The head of Britain’s Health Protection agency, Sir William Stewart is pressing the British Government to commission a formal investigation into the hazards of using wireless communication networks in schools. The concern expressed is that these networks, known as Wi-Fi, may be damaging the health of children. This is because they emit radiation which kills off brain cells and can lead to serious health problems later in life like cancer, heart disease and premature senility. The particular concern about children is partly because they are more vulnerable since their skulls are thinner and nervous systems still developing but also because they being younger will be exposed over a longer period during their lives.
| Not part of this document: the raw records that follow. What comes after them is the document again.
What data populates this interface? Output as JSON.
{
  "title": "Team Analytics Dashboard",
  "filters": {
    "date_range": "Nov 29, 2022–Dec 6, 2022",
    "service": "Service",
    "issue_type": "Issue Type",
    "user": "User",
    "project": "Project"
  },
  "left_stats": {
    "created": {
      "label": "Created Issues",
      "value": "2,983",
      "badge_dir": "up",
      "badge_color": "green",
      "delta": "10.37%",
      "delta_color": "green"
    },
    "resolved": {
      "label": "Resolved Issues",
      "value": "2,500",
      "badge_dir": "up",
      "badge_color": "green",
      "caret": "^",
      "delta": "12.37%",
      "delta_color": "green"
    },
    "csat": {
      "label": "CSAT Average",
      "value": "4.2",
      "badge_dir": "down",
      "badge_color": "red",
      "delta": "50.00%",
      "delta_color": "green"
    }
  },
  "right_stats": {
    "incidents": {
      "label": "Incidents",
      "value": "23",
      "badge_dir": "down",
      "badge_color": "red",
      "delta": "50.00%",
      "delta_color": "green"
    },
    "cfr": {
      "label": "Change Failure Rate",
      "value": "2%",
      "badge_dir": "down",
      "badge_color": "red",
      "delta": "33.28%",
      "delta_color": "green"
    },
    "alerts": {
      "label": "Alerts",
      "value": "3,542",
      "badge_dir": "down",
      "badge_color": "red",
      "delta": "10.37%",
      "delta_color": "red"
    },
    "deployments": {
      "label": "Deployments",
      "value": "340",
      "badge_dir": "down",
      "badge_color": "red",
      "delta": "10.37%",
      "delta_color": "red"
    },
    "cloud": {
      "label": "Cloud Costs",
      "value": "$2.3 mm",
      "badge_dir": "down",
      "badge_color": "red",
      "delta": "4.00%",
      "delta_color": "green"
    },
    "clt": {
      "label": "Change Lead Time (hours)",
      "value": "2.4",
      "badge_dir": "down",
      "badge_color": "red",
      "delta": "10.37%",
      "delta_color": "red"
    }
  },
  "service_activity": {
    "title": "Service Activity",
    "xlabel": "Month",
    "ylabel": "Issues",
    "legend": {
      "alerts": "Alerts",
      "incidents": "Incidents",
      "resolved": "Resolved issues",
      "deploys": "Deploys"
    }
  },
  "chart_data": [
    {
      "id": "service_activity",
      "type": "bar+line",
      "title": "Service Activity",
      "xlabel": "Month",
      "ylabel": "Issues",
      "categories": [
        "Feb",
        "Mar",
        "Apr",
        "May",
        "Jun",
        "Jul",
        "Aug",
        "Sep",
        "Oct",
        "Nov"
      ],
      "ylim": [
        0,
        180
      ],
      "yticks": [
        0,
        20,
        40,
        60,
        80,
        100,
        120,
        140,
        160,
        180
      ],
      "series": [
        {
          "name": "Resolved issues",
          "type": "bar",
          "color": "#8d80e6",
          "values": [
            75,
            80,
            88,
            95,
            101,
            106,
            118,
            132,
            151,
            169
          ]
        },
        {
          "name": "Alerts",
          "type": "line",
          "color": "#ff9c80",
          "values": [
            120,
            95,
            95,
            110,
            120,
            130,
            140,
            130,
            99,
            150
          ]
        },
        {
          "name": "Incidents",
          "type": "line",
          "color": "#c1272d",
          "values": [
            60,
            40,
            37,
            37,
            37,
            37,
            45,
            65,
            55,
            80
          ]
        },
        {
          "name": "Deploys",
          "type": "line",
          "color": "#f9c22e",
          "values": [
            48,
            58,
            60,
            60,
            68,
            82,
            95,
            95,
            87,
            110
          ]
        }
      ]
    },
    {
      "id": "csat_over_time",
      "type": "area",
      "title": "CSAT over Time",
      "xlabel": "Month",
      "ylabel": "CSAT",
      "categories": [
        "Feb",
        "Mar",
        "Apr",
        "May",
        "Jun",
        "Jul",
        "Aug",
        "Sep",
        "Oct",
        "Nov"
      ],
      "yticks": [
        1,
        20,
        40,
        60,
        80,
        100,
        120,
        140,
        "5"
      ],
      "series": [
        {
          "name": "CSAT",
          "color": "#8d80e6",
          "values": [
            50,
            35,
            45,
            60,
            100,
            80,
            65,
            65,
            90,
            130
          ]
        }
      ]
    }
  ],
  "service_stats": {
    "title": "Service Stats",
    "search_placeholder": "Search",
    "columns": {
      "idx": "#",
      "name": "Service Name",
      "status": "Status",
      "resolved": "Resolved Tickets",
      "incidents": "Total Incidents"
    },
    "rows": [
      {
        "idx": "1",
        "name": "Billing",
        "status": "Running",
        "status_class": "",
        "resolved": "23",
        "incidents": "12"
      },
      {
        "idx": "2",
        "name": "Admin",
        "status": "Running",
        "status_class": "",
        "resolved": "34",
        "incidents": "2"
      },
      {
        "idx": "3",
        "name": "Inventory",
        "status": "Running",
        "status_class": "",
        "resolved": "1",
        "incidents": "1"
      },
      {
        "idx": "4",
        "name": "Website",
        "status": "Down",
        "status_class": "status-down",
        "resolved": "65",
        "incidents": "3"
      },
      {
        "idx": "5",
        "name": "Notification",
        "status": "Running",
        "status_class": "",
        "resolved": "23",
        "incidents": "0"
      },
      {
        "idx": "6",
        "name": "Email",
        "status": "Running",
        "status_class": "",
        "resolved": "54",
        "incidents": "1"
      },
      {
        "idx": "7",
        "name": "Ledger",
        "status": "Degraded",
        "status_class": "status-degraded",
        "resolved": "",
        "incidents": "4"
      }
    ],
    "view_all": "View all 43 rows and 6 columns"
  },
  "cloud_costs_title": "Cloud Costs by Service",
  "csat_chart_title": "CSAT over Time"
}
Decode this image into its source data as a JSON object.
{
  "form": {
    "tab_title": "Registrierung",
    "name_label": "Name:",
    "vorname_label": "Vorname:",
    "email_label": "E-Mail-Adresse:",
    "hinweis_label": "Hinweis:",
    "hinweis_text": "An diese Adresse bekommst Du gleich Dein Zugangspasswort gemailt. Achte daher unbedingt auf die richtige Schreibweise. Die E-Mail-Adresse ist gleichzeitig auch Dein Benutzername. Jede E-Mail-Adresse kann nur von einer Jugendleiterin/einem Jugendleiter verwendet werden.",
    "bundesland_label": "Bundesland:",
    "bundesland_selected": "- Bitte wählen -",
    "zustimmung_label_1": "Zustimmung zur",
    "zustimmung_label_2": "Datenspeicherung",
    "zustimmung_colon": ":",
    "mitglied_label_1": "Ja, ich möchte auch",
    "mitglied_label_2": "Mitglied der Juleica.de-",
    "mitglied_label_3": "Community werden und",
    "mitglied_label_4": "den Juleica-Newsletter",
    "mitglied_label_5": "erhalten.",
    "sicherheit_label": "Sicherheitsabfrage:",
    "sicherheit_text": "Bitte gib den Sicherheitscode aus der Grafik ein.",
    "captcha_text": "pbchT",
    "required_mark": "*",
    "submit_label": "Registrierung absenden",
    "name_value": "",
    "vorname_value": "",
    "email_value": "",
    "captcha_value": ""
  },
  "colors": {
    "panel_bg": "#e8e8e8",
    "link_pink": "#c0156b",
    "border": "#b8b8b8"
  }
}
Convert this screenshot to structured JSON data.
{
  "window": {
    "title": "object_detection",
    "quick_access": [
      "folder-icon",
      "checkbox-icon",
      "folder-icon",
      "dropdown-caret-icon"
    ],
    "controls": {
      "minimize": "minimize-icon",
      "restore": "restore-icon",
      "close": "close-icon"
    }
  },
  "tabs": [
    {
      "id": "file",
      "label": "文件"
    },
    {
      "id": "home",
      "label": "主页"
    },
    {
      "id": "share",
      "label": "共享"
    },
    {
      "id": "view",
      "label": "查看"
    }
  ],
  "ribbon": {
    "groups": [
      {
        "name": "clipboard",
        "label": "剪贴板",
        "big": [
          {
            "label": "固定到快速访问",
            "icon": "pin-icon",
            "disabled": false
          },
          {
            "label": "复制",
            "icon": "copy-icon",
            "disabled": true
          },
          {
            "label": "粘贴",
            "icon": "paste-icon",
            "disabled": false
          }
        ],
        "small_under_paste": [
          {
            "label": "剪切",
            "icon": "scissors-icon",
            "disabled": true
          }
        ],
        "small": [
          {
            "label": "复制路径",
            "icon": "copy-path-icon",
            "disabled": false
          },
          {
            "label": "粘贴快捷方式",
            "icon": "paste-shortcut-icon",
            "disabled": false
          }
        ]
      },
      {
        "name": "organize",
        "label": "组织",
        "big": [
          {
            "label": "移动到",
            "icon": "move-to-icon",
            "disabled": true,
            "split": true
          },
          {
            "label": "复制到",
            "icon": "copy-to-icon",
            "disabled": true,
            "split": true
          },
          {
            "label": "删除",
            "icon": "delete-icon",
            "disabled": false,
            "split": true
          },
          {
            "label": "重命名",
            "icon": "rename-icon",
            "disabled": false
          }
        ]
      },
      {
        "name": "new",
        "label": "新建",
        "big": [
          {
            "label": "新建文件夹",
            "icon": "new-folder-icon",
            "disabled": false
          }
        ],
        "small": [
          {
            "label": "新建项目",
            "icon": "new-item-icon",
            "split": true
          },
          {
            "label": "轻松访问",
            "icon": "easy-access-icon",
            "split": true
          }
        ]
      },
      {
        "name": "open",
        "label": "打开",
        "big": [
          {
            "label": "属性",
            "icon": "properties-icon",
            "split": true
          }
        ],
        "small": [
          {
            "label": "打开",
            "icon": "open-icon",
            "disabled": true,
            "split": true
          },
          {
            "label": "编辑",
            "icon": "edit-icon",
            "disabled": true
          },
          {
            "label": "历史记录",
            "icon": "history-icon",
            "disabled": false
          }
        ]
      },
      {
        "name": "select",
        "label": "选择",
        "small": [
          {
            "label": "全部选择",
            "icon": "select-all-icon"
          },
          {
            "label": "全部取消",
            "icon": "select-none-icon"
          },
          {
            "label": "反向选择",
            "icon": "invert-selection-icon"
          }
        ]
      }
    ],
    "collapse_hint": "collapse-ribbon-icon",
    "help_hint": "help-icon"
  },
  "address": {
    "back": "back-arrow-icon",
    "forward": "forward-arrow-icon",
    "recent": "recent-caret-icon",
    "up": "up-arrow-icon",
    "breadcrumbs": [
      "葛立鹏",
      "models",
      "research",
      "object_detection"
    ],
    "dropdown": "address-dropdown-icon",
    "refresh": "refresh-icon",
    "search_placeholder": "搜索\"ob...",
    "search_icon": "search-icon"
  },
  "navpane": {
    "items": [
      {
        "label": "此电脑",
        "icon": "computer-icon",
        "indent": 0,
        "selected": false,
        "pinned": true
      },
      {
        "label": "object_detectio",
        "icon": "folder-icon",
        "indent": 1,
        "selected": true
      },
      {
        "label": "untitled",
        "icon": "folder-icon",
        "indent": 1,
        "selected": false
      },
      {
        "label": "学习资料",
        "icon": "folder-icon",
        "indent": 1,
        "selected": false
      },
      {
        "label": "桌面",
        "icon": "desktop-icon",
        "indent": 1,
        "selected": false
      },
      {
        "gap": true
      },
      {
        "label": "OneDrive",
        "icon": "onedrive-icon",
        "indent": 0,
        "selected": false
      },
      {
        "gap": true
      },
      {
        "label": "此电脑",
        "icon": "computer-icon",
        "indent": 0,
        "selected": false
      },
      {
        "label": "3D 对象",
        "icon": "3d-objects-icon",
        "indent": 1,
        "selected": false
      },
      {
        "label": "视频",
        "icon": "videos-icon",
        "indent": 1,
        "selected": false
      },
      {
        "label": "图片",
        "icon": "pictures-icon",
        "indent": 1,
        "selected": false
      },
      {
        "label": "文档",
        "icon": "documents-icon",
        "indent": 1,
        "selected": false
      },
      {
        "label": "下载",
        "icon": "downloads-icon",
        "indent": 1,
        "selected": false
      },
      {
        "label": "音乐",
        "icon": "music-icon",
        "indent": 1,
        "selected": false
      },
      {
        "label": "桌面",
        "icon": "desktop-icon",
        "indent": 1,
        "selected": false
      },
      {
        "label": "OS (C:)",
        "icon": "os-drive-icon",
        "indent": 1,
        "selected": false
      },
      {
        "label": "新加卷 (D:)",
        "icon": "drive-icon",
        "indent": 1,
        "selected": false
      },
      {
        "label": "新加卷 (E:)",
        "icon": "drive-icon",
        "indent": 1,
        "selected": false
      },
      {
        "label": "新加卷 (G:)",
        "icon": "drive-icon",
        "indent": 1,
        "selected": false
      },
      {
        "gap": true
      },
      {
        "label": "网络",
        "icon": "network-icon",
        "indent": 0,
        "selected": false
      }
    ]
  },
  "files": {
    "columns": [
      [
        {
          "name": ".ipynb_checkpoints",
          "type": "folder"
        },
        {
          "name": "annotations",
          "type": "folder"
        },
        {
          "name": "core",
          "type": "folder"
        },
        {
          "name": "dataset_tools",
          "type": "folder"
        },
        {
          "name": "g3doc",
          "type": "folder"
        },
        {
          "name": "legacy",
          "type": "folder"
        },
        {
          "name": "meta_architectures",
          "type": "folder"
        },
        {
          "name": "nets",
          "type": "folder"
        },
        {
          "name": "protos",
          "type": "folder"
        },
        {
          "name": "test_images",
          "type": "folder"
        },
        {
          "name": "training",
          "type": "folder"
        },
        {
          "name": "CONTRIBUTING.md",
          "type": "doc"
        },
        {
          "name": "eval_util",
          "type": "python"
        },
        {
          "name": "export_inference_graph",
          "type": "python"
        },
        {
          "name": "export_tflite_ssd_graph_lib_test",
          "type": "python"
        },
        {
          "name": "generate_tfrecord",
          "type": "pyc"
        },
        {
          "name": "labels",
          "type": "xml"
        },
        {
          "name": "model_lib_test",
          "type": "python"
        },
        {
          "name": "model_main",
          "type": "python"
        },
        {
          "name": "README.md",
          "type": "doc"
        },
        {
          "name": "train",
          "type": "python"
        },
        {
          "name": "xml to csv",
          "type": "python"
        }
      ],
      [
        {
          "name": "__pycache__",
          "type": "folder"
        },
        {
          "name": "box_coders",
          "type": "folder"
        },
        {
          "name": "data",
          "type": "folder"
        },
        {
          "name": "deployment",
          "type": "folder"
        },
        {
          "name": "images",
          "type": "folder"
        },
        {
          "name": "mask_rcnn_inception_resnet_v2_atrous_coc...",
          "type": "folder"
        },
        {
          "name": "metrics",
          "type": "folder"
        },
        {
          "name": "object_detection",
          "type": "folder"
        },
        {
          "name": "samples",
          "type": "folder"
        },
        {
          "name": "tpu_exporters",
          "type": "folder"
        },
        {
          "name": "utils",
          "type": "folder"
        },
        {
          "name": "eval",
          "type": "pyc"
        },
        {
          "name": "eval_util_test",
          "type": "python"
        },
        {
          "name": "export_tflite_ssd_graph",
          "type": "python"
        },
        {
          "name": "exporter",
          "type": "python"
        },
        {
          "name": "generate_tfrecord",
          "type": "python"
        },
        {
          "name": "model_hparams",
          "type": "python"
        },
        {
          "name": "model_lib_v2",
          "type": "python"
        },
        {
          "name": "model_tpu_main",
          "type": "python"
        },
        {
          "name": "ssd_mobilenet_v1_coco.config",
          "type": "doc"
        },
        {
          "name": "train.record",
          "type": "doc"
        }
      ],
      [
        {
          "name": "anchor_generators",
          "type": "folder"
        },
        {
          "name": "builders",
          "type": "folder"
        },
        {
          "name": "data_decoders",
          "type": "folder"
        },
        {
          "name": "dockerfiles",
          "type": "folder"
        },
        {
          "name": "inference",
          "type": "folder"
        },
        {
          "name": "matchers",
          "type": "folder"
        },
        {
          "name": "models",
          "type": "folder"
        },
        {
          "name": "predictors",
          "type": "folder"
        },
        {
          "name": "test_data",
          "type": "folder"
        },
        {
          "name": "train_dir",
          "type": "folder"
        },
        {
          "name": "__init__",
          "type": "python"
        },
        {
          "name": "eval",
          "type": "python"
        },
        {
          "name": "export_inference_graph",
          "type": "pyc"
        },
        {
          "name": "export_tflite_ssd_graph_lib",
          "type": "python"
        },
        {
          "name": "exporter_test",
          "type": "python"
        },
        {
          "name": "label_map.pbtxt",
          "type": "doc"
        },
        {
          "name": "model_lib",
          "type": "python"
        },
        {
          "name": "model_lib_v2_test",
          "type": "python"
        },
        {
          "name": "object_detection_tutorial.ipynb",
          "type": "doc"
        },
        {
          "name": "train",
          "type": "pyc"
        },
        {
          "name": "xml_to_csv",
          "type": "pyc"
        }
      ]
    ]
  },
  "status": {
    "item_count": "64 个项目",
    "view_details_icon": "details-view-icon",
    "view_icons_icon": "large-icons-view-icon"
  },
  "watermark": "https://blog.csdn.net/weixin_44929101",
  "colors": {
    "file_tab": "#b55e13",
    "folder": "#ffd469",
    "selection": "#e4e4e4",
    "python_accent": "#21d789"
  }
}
It follows the concerns already expressed over the effects of prolonged use of mobile phones and the erection of mobile phone masts, particularly near schools. Sir William himself has chaired two official inquiries into the hazards of using mobile phones, the first of which, published in May 2000, made a number of recommendations. Among these were: discouraging children from using mobiles; stopping the phone industry from advertising them to the young; publicizing the levels of radiation emitted by different headsets so that users could choose those with the lowest levels; and stopping the building of masts where the strongest radiation beams fell on schools. However most of these recommendations were never implemented and since then mobile phone use by the young in Britain has doubled. It is not just Britain. A recent authoritative study in Finland found that people who have regularly used mobiles for more than ten years are 40 per cent more likely to get a brain tumour on the same side of the head as they hold their headsets, while similar research in Sweden says the risk is four times as great. In that same country further research claims that the radiation kills off brain cells which could lead to today’s generation going senile in their forties and fifties.

Phone masts emit much less radiation than mobile phones but there have been complaints from people living, or attending school, near to them of a worrying occurrence of headaches, fatique, nausea, dizziness and memory problems. The problem with the Wi-Fi systems, so convenient, is that they take these small versions of these masts into the homes and classrooms since they emit the same kind radiation. Is this just all alarmist stuff, or is there real reason to be concerned? The mounting evidence of possible damage from constant use of these technologies is well documented. The problem is that we are not listening. Mobile phones and wi-fi technology is helping to transform our lives, making communication far easier and enabling us to be more functional and efficient. The studies raising concerns have not said not to use them but have used the results of meticulous research to warn of the dangers and to call for safeguards.

We are now hooked on our mobiles; we use them for even the most trivial reasons. Research like those in Britain, Finland and Sweden is unlikely ever to be done in SVG and we may never know, 15 or 20 years hence whether that cancer or early senility had anything to do with radiation emissions. But we can at least take heed and be cautions in our, mininising dangers especially to children.